Eccolo il dibattito che conta oggi sull’attuale crisi monetaria: inflazione (staglazione) o deflazione. E tutto si centra attorno alla definizione di offerta monetaria, che avevamo già cominciato a trattare in precedenza.
Sul Mises, Stefan Karlsson ha ufficialmente aperto le danze: Myths About The Monetary Base And Bank Reserves
Notare che le riserve bancarie sono diventate ininfluenti, oramai un costo, a causa del moral hazard introdotto dalle banche centrali con iniezioni illimitate di liquidità.
Riporto due passaggi molti significativi:
“Today, the only thing preventing banks from reducing reserves to zero is formal reserve requirements and the need to have cash available for withdrawals from bank offices and ATMs. But with the banks moving away from deposits with reserve requirements such as demand deposits and instead finance its operations in for example Money Market Mutual Fund accounts (And using so called sweep operations the banks ensure that the level of demand deposits are always minimized even if customers deposit money there) that don’t have any reserve requirements the level of required reserves is declining in importance.
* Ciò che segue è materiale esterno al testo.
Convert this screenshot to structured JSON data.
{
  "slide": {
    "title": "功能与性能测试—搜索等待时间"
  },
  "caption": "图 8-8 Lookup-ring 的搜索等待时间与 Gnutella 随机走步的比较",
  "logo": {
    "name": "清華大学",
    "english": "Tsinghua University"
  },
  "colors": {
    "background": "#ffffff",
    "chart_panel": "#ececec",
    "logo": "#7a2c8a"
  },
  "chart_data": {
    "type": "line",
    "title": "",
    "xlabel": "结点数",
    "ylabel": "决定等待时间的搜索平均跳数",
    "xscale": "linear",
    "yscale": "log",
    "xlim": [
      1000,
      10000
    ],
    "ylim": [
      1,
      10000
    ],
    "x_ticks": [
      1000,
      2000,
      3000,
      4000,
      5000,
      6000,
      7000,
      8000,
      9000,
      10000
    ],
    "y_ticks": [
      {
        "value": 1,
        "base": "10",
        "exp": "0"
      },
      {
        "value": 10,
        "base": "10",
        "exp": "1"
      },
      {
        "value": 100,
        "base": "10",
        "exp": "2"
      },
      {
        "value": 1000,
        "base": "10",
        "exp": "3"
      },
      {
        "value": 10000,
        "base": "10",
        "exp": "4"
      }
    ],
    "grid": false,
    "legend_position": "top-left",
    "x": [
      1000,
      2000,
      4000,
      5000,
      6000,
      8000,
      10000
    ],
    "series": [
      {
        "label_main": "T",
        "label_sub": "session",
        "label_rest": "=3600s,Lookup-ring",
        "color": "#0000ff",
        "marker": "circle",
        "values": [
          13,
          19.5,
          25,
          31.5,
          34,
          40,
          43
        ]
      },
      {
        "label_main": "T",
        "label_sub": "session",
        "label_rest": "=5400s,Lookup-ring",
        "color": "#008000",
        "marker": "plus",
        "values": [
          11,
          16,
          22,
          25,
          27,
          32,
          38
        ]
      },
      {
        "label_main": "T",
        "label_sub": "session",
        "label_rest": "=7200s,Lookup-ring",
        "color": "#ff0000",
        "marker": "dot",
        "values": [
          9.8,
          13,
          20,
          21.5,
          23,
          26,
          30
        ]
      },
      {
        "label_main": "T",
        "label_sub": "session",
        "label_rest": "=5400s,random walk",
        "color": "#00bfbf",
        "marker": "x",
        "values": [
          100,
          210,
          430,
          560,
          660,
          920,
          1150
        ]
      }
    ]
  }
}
And with the increasing use of electronic transactions, cash for customer withdrawals is also becoming less important and is at an absolute level very low. Because of this, bank reserves are increasingly disconnected from the level of money supply.”
“…the Fed have almost no control over bank reserves. If they started to impose reserve requirements on all deposits, they could have controlled it, but as it is they don’t.”